В глазах всех — и мужчин, и женщин — читалось неподдельное восхищение красотой Габриэлы и легкая зависть к ее молодости и свежести. Даже ее старое платье и поношенные туфли не смутили их ни на мгновение. Скорее всего они просто не обратили на это внимания, зачарованные сиянием ее светлых прямых волос, проступившим на щеках румянцем и блеском ярко-голубых глаз. Никто из пансионеров не был настолько проницателен, чтобы заметить притаившуюся в них печаль, а может, все дело было просто в том, что Габриэла показалась собравшимся слишком юной. Она выглядела моложе своих двадцати трех лет. Никому из стариков не могло даже в голову прийти, что в этом возрасте человек может многое повидать и многое выстрадать. Смотреть на Габриэлу им было радостно; многие вспоминали свою юность и чувствовали себя счастливыми.
Потом мадам Босличкова опомнилась и представила Габриэле всех обитателей пансиона.
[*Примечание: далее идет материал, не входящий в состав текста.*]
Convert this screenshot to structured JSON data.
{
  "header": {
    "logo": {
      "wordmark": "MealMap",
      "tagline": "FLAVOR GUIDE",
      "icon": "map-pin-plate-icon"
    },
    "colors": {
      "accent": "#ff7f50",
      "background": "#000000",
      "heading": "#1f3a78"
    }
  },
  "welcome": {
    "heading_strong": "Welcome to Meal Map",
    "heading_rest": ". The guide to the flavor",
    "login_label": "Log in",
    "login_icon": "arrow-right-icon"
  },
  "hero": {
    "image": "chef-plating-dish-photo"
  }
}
Многие из них оказались иммигрантами из Европы, а юркая старушка миссис Розенштейн с гордостью сообщила Габриэле, что была узницей нацистского лагеря Аушвиц. В пансионе мадам Босличковой она жила уже больше двадцати лет.
Седого мужчину за роялем мадам Босличкова представила как профессора Томаса. Сначала Габриэла смутилась, не зная, имя это или фамилия, но профессор сам разъяснил ситуацию, сказав, что его зовут Теодор и что никакой он не профессор, так как уже давно вышел на пенсию. До своей отставки он преподавал в Гарварде английскую литературу, специализируясь на британском романтическом романе XVIII века.